08 de julho de 2026
Geral

Prefeitura estuda geoprocessamento

Nélson Gonçalves
| Tempo de leitura: 3 min

Além de buscar a justiça tributária, a Prefeitura estuda outras formas de cobrar de quem não paga corretamente

Realizar o geoprocessamento da cidade através de aerofotogrâmetro ou por satélite. Esta proposta já está sendo discutida na Prefeitura Municipal. Um dos objetivos seria atualizar o mapa da rede urbana, com informações mais precisas de guias, sarjetas, asfalto, bocas-de-lobo, áreas verdes, praças, rios e residências. O segundo pode ser econômico, já que o geoprocessamento permitiria a visualização de ampliações na área de construção civil, informações que, cruzadas com os dados de lançamento do IPTU, por exemplo, poderiam levar a receitas não alcançadas atualmente. O problema é o preço ventilado para o serviço: acima de R$ 2 milhões, dependendo do contrato.

O chefe de Gabinete, Antonio Sérgio Marsola, disse que a questão ainda está em fase de estudos. Segundo ele, algumas empresas, entre elas uma de Vitória (ES), estão apresentados propostas e discutindo o tema com a Prefeitura.
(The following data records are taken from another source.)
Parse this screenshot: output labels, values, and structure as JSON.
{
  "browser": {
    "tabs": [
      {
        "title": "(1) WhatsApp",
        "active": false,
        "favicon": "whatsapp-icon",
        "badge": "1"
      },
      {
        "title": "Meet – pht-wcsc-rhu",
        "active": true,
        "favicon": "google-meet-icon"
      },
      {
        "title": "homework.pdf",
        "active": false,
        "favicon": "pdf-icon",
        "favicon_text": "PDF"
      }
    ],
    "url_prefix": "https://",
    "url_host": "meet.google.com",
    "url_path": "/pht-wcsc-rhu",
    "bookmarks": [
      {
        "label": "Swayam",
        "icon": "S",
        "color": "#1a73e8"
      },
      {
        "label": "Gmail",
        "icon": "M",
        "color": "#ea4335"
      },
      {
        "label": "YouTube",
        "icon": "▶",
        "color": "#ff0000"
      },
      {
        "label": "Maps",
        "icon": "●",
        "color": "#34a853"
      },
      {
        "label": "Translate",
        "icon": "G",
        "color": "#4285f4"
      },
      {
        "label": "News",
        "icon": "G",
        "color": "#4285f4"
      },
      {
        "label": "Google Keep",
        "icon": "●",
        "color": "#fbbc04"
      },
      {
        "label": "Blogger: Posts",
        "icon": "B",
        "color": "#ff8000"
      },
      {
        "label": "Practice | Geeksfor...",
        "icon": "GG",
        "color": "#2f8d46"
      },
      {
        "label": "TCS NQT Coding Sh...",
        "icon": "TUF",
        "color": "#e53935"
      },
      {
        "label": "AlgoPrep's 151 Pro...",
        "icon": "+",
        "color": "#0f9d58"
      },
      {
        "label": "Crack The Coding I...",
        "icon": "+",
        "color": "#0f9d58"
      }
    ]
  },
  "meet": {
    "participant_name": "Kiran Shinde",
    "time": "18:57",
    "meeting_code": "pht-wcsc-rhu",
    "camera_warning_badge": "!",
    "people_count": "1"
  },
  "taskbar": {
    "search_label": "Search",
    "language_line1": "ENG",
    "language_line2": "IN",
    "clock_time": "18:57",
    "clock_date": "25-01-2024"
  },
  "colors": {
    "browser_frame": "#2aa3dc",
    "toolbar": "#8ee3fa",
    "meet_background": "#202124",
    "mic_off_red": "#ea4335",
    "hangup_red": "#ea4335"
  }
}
Ontem, foi realizada uma reunião com as participações da secretária municipal de Planejamento, Maria Helena Rigitano, o secretário da Administração, Flávio Uchoa, e o próprio Marsola. A Administração não gosta de falar no assunto, mas a revisão da planta genérica do IPTU associada ao geoprocessamento são medidas que podem aumentar a arrecadação.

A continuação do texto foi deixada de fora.